Se infatti la Calabria è rappresentata come fenomeno di arretratezza e ignoranza, nella miniserie Rai non fanno figura migliore il Veneto e la sua gente, che appare misogina, razzista e gretta. Contro la fiction diretta da Giacomo Campiotti si è scagliato il presidente del Consiglio regionale veneto Roberto Ciambetti, che solidarizza con i calabresi sottolineando come “La sposa” oltraggi un po’ tutti con «cliché grotteschi che mettono in ridicolo sia i veneti che le calabresi».

Così dichiara al Gazzettino il leghista Ciambetti, anche lui sulla lunghezza d’onda dei tanti intellettuali calabresi che hanno trovato nella fiction diversi falsi storici, «errori, imprecisioni e una marea di luoghi comuni». Ma gli ascolti sono un baluardo e Rai Fiction dovrebbe accendere un cero a Serena Rossi: tra tante gaffe, è esclusivamente il suo personaggio, l’appassionata Maria, ad aver conquistato il pubblico, facendo perdonare ogni altra magagna (a questo punto moltissime, viste le critiche trasversali).

Per il resto, persino per i veneti – e nonostante l’affezione per l’attrice, madrina all’ultima mostra del cinema di Venezia – le lotte operaie alla vigilia del Sessantotto, che furono il reale scenario storico di quegli anni sia a Nord che a Sud, sono eventi completamente traditi per lasciare carta bianca a un romanzetto popolare e infarcito di stereotipi anacronistici.

Il presidente dell’assemblea veneta ha espresso ufficialmente il dissenso ai vertici alla produzione della fiction.
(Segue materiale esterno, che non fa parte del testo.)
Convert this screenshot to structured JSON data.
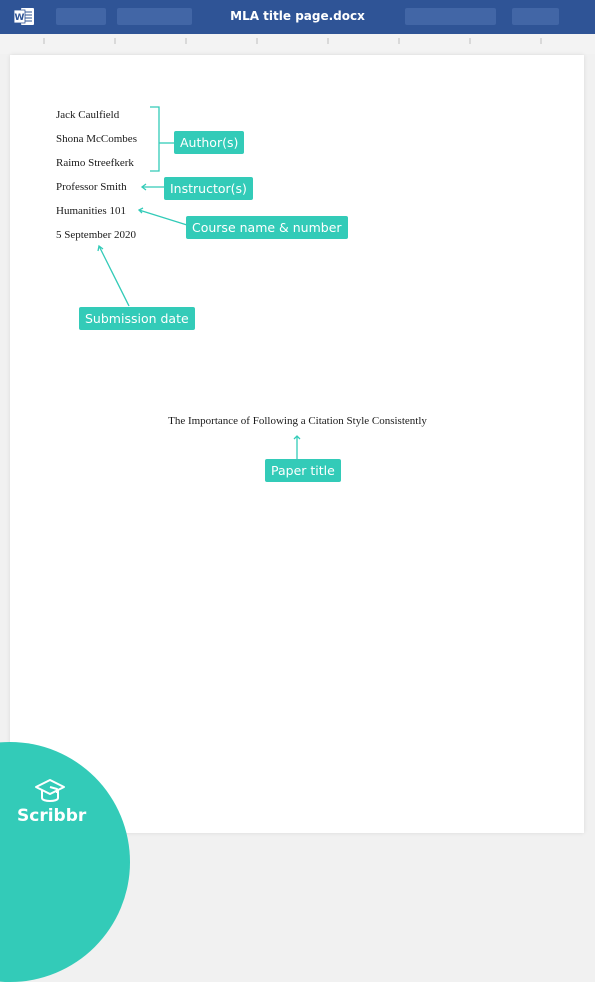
{
  "window": {
    "title": "MLA title page.docx",
    "app_icon": "word-icon"
  },
  "document": {
    "header_lines": [
      "Jack Caulfield",
      "Shona McCombes",
      "Raimo Streefkerk",
      "Professor Smith",
      "Humanities 101",
      "5 September 2020"
    ],
    "paper_title": "The Importance of Following a Citation Style Consistently"
  },
  "annotations": {
    "authors": "Author(s)",
    "instructor": "Instructor(s)",
    "course": "Course name & number",
    "date": "Submission date",
    "title": "Paper title"
  },
  "colors": {
    "accent": "#33cbb8",
    "titlebar": "#2f5496"
  },
  "branding": {
    "logo_text": "Scribbr",
    "logo_icon": "graduation-cap-icon"
  }
}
Una posizione ben più netta di quella che invece in Calabria è stata manifestata soltanto dalla “pancia” degli spettatori, oltre che da scrittori e storici, ma non dalla politica. L’unico ad intervenire con una bocciatura colorita (#facagare) è stato l’ex presidente della giunta regionale facente funzioni Nino Spirlì, demolendo “La sposa” per la stranezza del dialetto e gli elementi scenografici di folklore kitsch come le madonnine di plastica, i salami di ‘nduja e gli asini. A proposito di questi ultimi, a Spirlì non disturbavano nel cortometraggio “Terra mia” di Gabriele Muccino, che proponeva lo stesso tipo di ammuffito immaginario calabrese, con l’aggravante di voler essere una storia contemporanea.

Ai tanti che sulla sua seguitissima pagina Facebook glielo hanno fatto notare, lui ha replicato con uno sfacciato dietrofront. Ammettendo che il lavoro di Muccino non gli era mai piaciuto, tanto da aver tagliato un asino nella revisione del corto dove aveva preso le redini per uno spiccio directors cut in senso più turistico e promozionale. Ma il vero male qui non sono le testarde bestie proverbialmente identificate con la stupidità. Un asinello, Barò, era il pupillo della Bersagliera Gina Lollobrigida in “Pane, amore e fantasia”, dove i difetti di veneti e meridionali erano oggetto di comiche parodie. E non se la prese mai nessuno. Certo, quello era Comencini.